Deel je brood met wie honger lijdt, haal armen en daklozen in huis, geef kleren aan wie naakt is, onttrek je niet aan de zorg voor je naaste.
Als je dan roept, zal de Here antwoorden, en als je om hulp roept zal Hij zeggen: “Hier ben Ik”.
Hier geeft God zelf de werkelijke betekenis van vasten: Sta op tegen elke vorm van onderdrukking en bewijs barmhartigheid aan je naaste vanuit een onbaatzuchtig hart.
Dat je daarbij op Gods hulp kunt rekenen, daar kun je zeker van zijn.

Nieuwe Testament
Als voorbereiding op zijn bediening brengt Jezus 40 dagen en nachten door in de woestijn om er te vasten (Matth. 4:1-4).
Tijdens zijn vasten stelt hij zich helemaal open voor de kracht van God.

Na die 40 dagen weerstaat Jezus de verzoeker met:
“Er staat geschreven: Een mens moet niet van brood alleen leven; laat hij ook leven van elk woord dat God spreekt” (citaat uit Deutr. 8:3).

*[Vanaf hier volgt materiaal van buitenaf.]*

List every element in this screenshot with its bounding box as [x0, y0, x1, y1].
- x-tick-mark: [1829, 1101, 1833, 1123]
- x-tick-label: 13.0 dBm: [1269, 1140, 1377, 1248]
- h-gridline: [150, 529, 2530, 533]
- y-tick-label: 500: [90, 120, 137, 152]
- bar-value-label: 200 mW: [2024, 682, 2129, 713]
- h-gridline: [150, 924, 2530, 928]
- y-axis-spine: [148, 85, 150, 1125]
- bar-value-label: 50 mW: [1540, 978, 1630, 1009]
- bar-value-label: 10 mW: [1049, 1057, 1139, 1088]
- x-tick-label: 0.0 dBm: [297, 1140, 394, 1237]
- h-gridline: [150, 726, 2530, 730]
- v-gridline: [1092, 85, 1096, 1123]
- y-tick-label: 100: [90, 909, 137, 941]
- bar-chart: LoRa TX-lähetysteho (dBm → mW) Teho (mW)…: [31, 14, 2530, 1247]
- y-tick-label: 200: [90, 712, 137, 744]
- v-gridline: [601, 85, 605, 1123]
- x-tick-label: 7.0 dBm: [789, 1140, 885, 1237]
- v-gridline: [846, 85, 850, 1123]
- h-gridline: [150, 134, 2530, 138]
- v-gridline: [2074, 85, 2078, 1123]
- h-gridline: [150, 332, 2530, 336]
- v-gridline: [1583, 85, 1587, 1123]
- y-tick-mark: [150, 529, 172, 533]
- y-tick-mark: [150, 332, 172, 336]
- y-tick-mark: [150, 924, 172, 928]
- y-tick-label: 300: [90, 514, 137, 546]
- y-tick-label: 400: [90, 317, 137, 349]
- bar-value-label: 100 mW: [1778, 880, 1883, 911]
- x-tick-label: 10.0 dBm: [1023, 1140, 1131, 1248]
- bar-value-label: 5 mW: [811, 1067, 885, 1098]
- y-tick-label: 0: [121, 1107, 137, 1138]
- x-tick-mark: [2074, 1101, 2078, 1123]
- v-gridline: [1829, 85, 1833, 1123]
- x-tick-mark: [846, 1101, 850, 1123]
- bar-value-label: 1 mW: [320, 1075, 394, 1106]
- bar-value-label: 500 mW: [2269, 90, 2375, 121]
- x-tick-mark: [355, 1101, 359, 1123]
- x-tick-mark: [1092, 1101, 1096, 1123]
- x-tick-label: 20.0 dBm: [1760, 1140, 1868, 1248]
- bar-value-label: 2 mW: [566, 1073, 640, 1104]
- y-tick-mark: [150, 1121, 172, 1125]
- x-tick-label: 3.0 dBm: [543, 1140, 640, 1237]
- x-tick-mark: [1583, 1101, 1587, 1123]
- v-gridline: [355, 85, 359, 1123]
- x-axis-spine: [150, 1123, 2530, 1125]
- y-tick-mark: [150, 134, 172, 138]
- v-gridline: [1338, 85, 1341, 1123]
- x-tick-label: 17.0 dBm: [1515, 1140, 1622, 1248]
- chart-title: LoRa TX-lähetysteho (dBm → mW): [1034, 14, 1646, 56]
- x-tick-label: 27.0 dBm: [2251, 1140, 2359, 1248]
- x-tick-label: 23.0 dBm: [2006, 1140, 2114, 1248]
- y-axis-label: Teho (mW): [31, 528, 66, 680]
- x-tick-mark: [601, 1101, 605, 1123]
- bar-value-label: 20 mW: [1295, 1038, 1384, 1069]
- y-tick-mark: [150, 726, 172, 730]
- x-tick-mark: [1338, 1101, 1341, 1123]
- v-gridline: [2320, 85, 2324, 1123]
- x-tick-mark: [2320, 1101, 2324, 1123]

Als Jezus zijn discipelen wijst op de geestelijke strijd tegen het rijk der duisternis met “dit soort geesten wordt alleen verdreven wanneer jullie bidden en vasten”, citeert Hij feitelijk Jesaja 58:6.

Tijdens zijn leven op aarde verplicht Jezus zijn leerlingen niet om te vasten.
De Farizeeën en de leerlingen van Johannes de Doper maken Jezus daarover verwijten.
Jezus antwoordt: "Kunnen de bruiloftsgasten soms vasten zolang de bruidegom bij hen is?
Zolang ze de bruidegom bij zich hebben, kunnen ze niet vasten.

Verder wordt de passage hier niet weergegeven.